La première est que Netanyahu souhaite réellement se concentrer sur la crise du coût de la vie et qu’il comprend que toute distraction supplémentaire, qui pourrait entraîner une nouvelle intensification des manifestations contre son gouvernement et un nouveau plongeon dans les sondages, rendra tout simplement la tâche du gouvernement encore plus difficile.

Bloquer le financement des ONG et interdire les drapeaux palestiniens n’aurait aucun impact positif sur la vie des citoyens israéliens qui souffrent de taux d’intérêt élevés et d’une inflation qui n’a pas encore été maîtrisée. Ces mesures ne feraient que consommer davantage de capital politique sans autre résultat que celui de satisfaire ses partenaires d’extrême droite.

Il semblerait donc plus judicieux de commencer à tenir les promesses faites pendant la campagne électorale en réduisant le fardeau financier des ménages israéliens, plutôt que de contrarier encore davantage une population déjà agitée.

Les mains au volant ?

Il est également possible que Netanyahu ne soit pas convaincu par les politiques de ses collègues ultranationalistes et qu’il comprenne que la poursuite de leurs objectifs ne fait que nuire à la position internationale d’Israël, non seulement aux yeux des États-Unis, mais aussi de l’Europe et du reste du monde occidental.

Le Premier ministre Benjamin Netanyahu dirigeant une réunion de sa faction, le Likud, à la Knesset, le 15 mai 2023. (Crédit : Yonatan Sindel/Flash90)

Après les élections à la Knesset en novembre, mais avant la formation du nouveau gouvernement, Netanyahu avait affirmé à plusieurs reprises qu’il « tiendrait le volant à deux mains », en tentant de rassurer ceux qui s’inquiétaient de l’orientation de ce qui devait s’avérer être le gouvernement le plus à droite et le plus religieux de toute l’Histoire d’Israël.

Au cours du cycle électoral précédent, Netanyahu avait déclaré qu’il ne pensait pas que le dirigeant d’Otzma Yehudit, Itamar Ben Gvir, était apte à occuper un poste ministériel et, pendant des années, il avait soigneusement évité de se faire prendre en photo avec lui, y compris au cours de la dernière campagne électorale, lorsqu’il avait refusé d’apparaître aux côtés du dirigeant d’extrême droite à une fête à laquelle ils participaient tous les deux.

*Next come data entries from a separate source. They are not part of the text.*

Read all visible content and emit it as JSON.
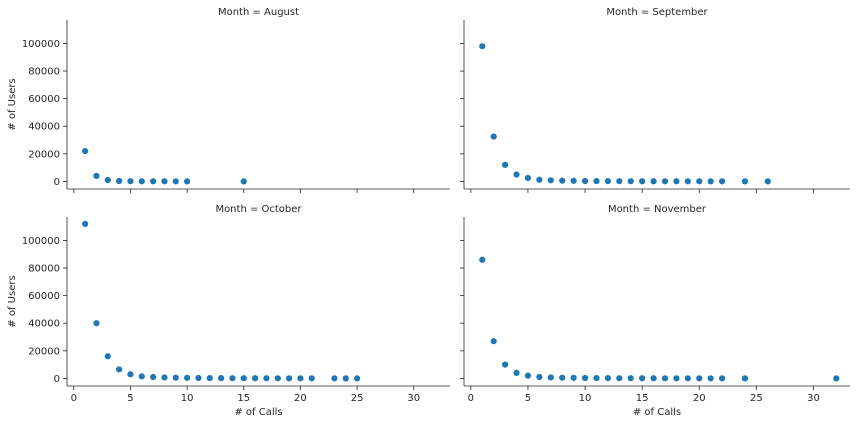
{
  "chart_data": {
    "type": "scatter",
    "color": "#1f77b4",
    "xlabel": "# of Calls",
    "ylabel": "# of Users",
    "xlim": [
      -0.6,
      33.2
    ],
    "ylim": [
      -5500,
      117000
    ],
    "xticks": [
      0,
      5,
      10,
      15,
      20,
      25,
      30
    ],
    "yticks": [
      0,
      20000,
      40000,
      60000,
      80000,
      100000
    ],
    "grid": false,
    "facets": [
      {
        "title": "Month = August",
        "points": [
          [
            1,
            22000
          ],
          [
            2,
            4000
          ],
          [
            3,
            1000
          ],
          [
            4,
            300
          ],
          [
            5,
            150
          ],
          [
            6,
            100
          ],
          [
            7,
            80
          ],
          [
            8,
            50
          ],
          [
            9,
            40
          ],
          [
            10,
            30
          ],
          [
            15,
            20
          ]
        ]
      },
      {
        "title": "Month = September",
        "points": [
          [
            1,
            98000
          ],
          [
            2,
            32500
          ],
          [
            3,
            12000
          ],
          [
            4,
            5000
          ],
          [
            5,
            2500
          ],
          [
            6,
            1200
          ],
          [
            7,
            800
          ],
          [
            8,
            500
          ],
          [
            9,
            400
          ],
          [
            10,
            300
          ],
          [
            11,
            250
          ],
          [
            12,
            200
          ],
          [
            13,
            180
          ],
          [
            14,
            150
          ],
          [
            15,
            120
          ],
          [
            16,
            100
          ],
          [
            17,
            90
          ],
          [
            18,
            80
          ],
          [
            19,
            70
          ],
          [
            20,
            60
          ],
          [
            21,
            50
          ],
          [
            22,
            40
          ],
          [
            24,
            30
          ],
          [
            26,
            20
          ]
        ]
      },
      {
        "title": "Month = October",
        "points": [
          [
            1,
            112000
          ],
          [
            2,
            40000
          ],
          [
            3,
            16000
          ],
          [
            4,
            6500
          ],
          [
            5,
            3000
          ],
          [
            6,
            1500
          ],
          [
            7,
            1000
          ],
          [
            8,
            700
          ],
          [
            9,
            500
          ],
          [
            10,
            400
          ],
          [
            11,
            300
          ],
          [
            12,
            250
          ],
          [
            13,
            200
          ],
          [
            14,
            180
          ],
          [
            15,
            150
          ],
          [
            16,
            120
          ],
          [
            17,
            100
          ],
          [
            18,
            90
          ],
          [
            19,
            80
          ],
          [
            20,
            70
          ],
          [
            21,
            60
          ],
          [
            23,
            40
          ],
          [
            24,
            30
          ],
          [
            25,
            20
          ]
        ]
      },
      {
        "title": "Month = November",
        "points": [
          [
            1,
            86000
          ],
          [
            2,
            27000
          ],
          [
            3,
            10000
          ],
          [
            4,
            4000
          ],
          [
            5,
            2000
          ],
          [
            6,
            1000
          ],
          [
            7,
            700
          ],
          [
            8,
            500
          ],
          [
            9,
            400
          ],
          [
            10,
            300
          ],
          [
            11,
            250
          ],
          [
            12,
            200
          ],
          [
            13,
            180
          ],
          [
            14,
            150
          ],
          [
            15,
            120
          ],
          [
            16,
            100
          ],
          [
            17,
            90
          ],
          [
            18,
            80
          ],
          [
            19,
            70
          ],
          [
            20,
            60
          ],
          [
            21,
            50
          ],
          [
            22,
            40
          ],
          [
            24,
            30
          ],
          [
            32,
            20
          ]
        ]
      }
    ]
  }
}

Sachant que le budget a été adopté et que Otzma Yehudit, ainsi que le parti HaTzionout HaDatit, tout aussi ultranationaliste, et, dans une moindre mesure, les partis ultra-orthodoxes, n’ont nulle part où aller politiquement, Netanyahu se sent sans doute plus à l’aise pour contrer leurs penchants extrémistes.

Du moins pour l’instant.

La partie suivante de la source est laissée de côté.